M. Christian Eckert, secrétaire d’État. Je souhaite apporter un complément de réponse dans ce débat, qui est essentiel, je l’ai dit à la tribune. Si nous ne faisons rien, je crains que nous ne soyons ensuite confrontés à des usages qu’il sera de plus en plus difficile de contrebalancer. Lorsque ce secteur aura pris davantage de place, ce que je souhaite, il déstabilisera alors certains des systèmes existants. Discutez avec les chauffeurs de taxi, ils n’ont pas toujours tort lorsqu’ils vous font part de certaines de leurs préoccupations !
Mme Nicole Bricq. Nous aurions pu régler le problème des taxis. M. Grandguillaume avait fait une proposition qui a été rejetée par le Gouvernement !
M. Christian Eckert, secrétaire d’État. Madame la sénatrice, vous avez probablement solution à tout…
Vous me parlez des gîtes ruraux, pour lesquels rien ne change ! Je ne comprends même pas pourquoi ce sujet est abordé. Ils ont le statut de meublé, et sont soumis à un seuil qui, d’ailleurs, est le même, au-delà duquel ils sont considérés comme des professionnels. Il n’y a pas de débat. Ce qu’ils craignent, car nous les avons bien sûr rencontrés, c’est justement que le seuil de 23 000 euros soit abaissé, car leur situation serait alors désavantageuse par rapport à celle qui résulte de la proposition issue des travaux de l’Assemblée nationale.

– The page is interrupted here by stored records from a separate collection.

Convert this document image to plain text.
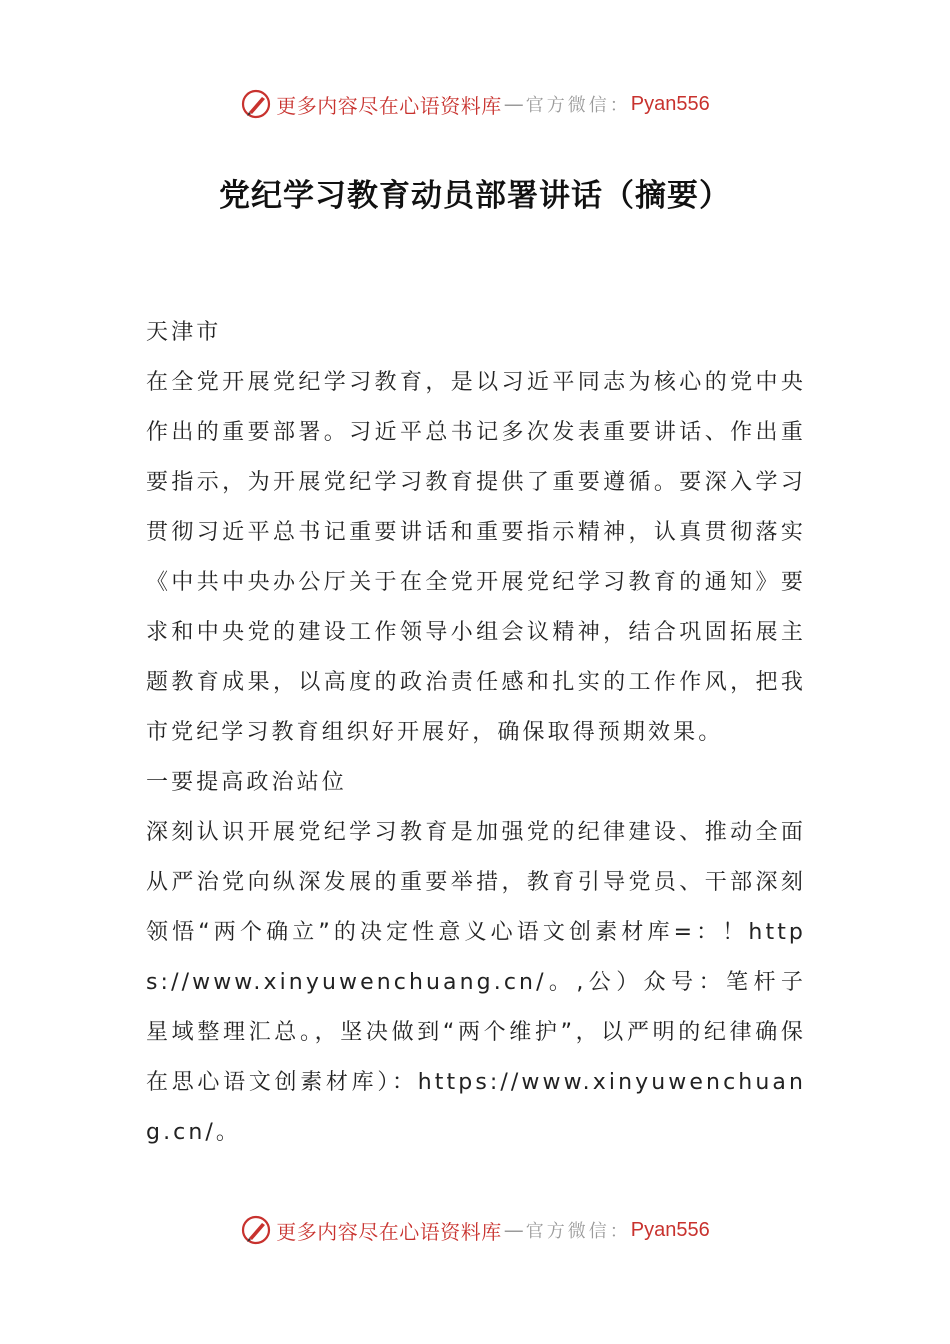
更多内容尽在心语资料库 — 官方微信： Pyan556
党纪学习教育动员部署讲话（摘要）

天津市

在全党开展党纪学习教育，是以习近平同志为核心的党中央作出的重要部署。习近平总书记多次发表重要讲话、作出重要指示，为开展党纪学习教育提供了重要遵循。要深入学习贯彻习近平总书记重要讲话和重要指示精神，认真贯彻落实《中共中央办公厅关于在全党开展党纪学习教育的通知》要求和中央党的建设工作领导小组会议精神，结合巩固拓展主题教育成果，以高度的政治责任感和扎实的工作作风，把我市党纪学习教育组织好开展好，确保取得预期效果。

一要提高政治站位

深刻认识开展党纪学习教育是加强党的纪律建设、推动全面从严治党向纵深发展的重要举措，教育引导党员、干部深刻领悟“两个确立”的决定性意义心语文创素材库=：！https://www.xinyuwenchuang.cn/。,公）众号：笔杆子星域整理汇总。，坚决做到“两个维护”，以严明的纪律确保在思心语文创素材库）：https://www.xinyuwenchuang.cn/。

更多内容尽在心语资料库 — 官方微信： Pyan556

La question de savoir si les loueurs sont ou non des indépendants est évidemment pertinente. Nous les considérons effectivement comme des indépendants. (Mme Nicole Bricq s’exclame.) Vous avez lu les débats à l’Assemblée nationale, au point de savoir pourquoi une deuxième délibération avait eu lieu. J’y étais. Immédiatement après le scrutin, deux de vos collègues députés ont demandé à inverser leur vote, parce que celui-ci ayant eu lieu à une heure tardive – tout le monde peut être fatigué – ils pensaient voter l’article alors qu’ils votaient un amendement de suppression, ce qui peut entraîner une certaine confusion. La troisième parlementaire a changé son vote le lendemain, avant l’ouverture des travaux. Voilà pourquoi j’ai demandé une deuxième délibération, qui, d’ailleurs, n’est pas une procédure exceptionnelle.

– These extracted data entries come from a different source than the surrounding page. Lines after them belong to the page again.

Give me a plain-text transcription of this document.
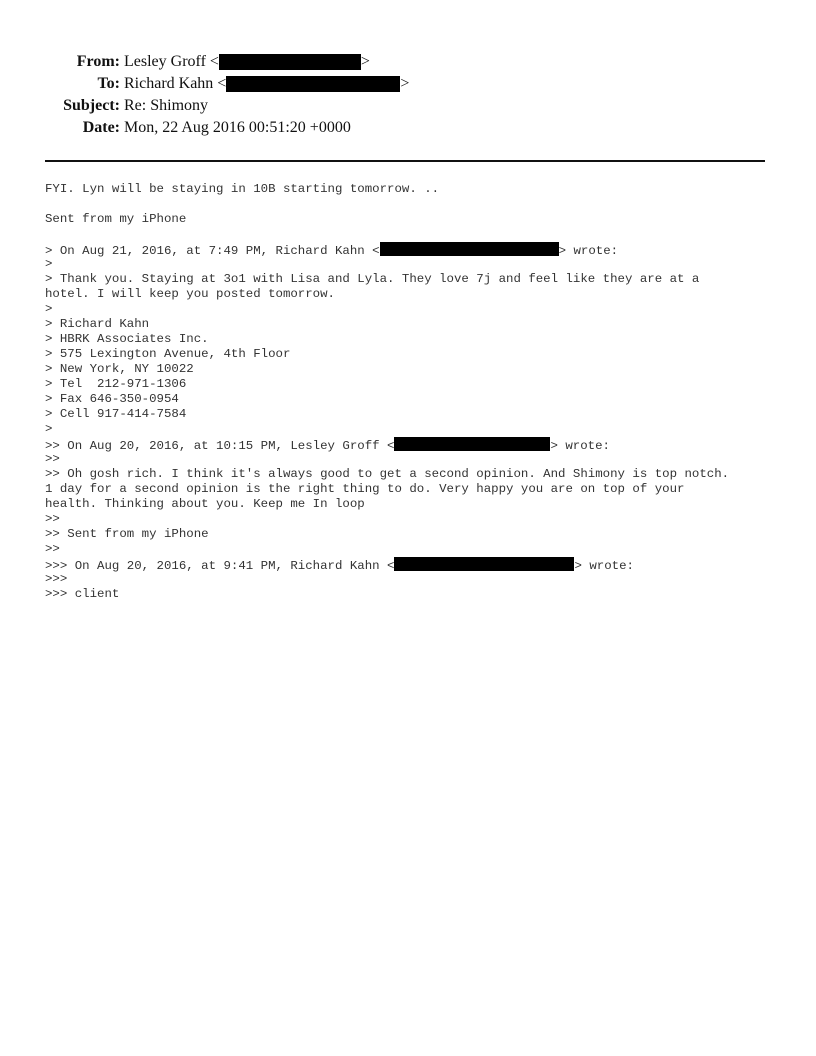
From: Lesley Groff <	>
To: Richard Kahn <	>
Subject: Re: Shimony
Date: Mon, 22 Aug 2016 00:51:20 +0000
FYI. Lyn will be staying in 10B starting tomorrow. ..
Sent from my iPhone
> On Aug 21, 2016, at 7:49 PM, Richard Kahn <	> wrote:
>
> Thank you. Staying at 3o1 with Lisa and Lyla. They love 7j and feel like they are at a
hotel. I will keep you posted tomorrow.
>
> Richard Kahn
> HBRK Associates Inc.
> 575 Lexington Avenue, 4th Floor
> New York, NY 10022
> Tel  212-971-1306
> Fax 646-350-0954
> Cell 917-414-7584
>
>> On Aug 20, 2016, at 10:15 PM, Lesley Groff <	> wrote:
>>
>> Oh gosh rich. I think it's always good to get a second opinion. And Shimony is top notch.
1 day for a second opinion is the right thing to do. Very happy you are on top of your
health. Thinking about you. Keep me In loop
>>
>> Sent from my iPhone
>>
>>> On Aug 20, 2016, at 9:41 PM, Richard Kahn <	> wrote:
>>>
>>> client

Si vous avez lu les débats, vous avez constaté que j’étais ouvert à ce qu’une activité que l’on pourrait qualifier de secondaire n’entraîne pas nécessairement une déclaration au RSI. Je ferai des propositions en ce sens. La direction de la sécurité sociale et les services de Bercy sont en train de travailler sur le sujet.

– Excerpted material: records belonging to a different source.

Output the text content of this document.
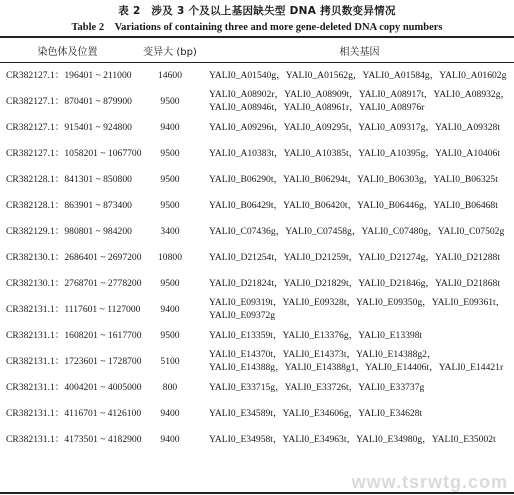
表 2　涉及 3 个及以上基因缺失型 DNA 拷贝数变异情况
Table 2　Variations of containing three and more gene-deleted DNA copy numbers
染色体及位置	变异大 (bp)	相关基因
CR382127.1：196401 ~ 211000	14600	YALI0_A01540g，YALI0_A01562g，YALI0_A01584g，YALI0_A01602g
CR382127.1：870401 ~ 879900	9500	YALI0_A08902r，YALI0_A08909t，YALI0_A08917t，YALI0_A08932g，YALI0_A08946t，YALI0_A08961r，YALI0_A08976r
CR382127.1：915401 ~ 924800	9400	YALI0_A09296t，YALI0_A09295t，YALI0_A09317g，YALI0_A09328t
CR382127.1：1058201 ~ 1067700	9500	YALI0_A10383t，YALI0_A10385t，YALI0_A10395g，YALI0_A10406t
CR382128.1：841301 ~ 850800	9500	YALI0_B06290t，YALI0_B06294t，YALI0_B06303g，YALI0_B06325t
CR382128.1：863901 ~ 873400	9500	YALI0_B06429t，YALI0_B06420t，YALI0_B06446g，YALI0_B06468t
CR382129.1：980801 ~ 984200	3400	YALI0_C07436g，YALI0_C07458g，YALI0_C07480g，YALI0_C07502g
CR382130.1：2686401 ~ 2697200	10800	YALI0_D21254t，YALI0_D21259t，YALI0_D21274g，YALI0_D21288t
CR382130.1：2768701 ~ 2778200	9500	YALI0_D21824t，YALI0_D21829t，YALI0_D21846g，YALI0_D21868t
CR382131.1：1117601 ~ 1127000	9400	YALI0_E09319t，YALI0_E09328t，YALI0_E09350g，YALI0_E09361t，YALI0_E09372g
CR382131.1：1608201 ~ 1617700	9500	YALI0_E13359t，YALI0_E13376g，YALI0_E13398t
CR382131.1：1723601 ~ 1728700	5100	YALI0_E14370t，YALI0_E14373t，YALI0_E14388g2，YALI0_E14388g，YALI0_E14388g1，YALI0_E14406t，YALI0_E14421r
CR382131.1：4004201 ~ 4005000	800	YALI0_E33715g，YALI0_E33726t，YALI0_E33737g
CR382131.1：4116701 ~ 4126100	9400	YALI0_E34589t，YALI0_E34606g，YALI0_E34628t
CR382131.1：4173501 ~ 4182900	9400	YALI0_E34958t，YALI0_E34963t，YALI0_E34980g，YALI0_E35002t
www.tsrwtg.com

Vous dites qu’il n’y a pas d’ouverture de droits. Bien sûr que si ! J’ai parlé des droits à retraite, qui sont ouverts lorsque l’on cotise à l’occasion de l’exercice d’une activité complémentaire, mais on pourrait évoquer d’autres droits, y compris des indemnités journalières en cas d’empêchement. Ce sont là des questions parfois un peu délicates. Nous travaillons sur ces sujets.
J’ai bien compris que mentionner le RSI comme passage obligé d’une déclaration pouvait effrayer.
M. Jean Desessard. C’est le problème !
M. Christian Eckert, secrétaire d'État. C’est un problème dont nous avons largement débattu hier, notamment avec M. Cardoux, qui a identifié certains progrès. Nous avons précisé le partage de frais ; les seuils offrent un critère beaucoup plus fonctionnel que les notions d’occasionnel et de récurrent ; le texte me paraît donc plutôt équilibré. Il pourra encore progresser durant la navette et devra probablement être revu pour intégrer d’autres activités qui se développent, car il y a toujours des zones grises dans les processus d’échange de services.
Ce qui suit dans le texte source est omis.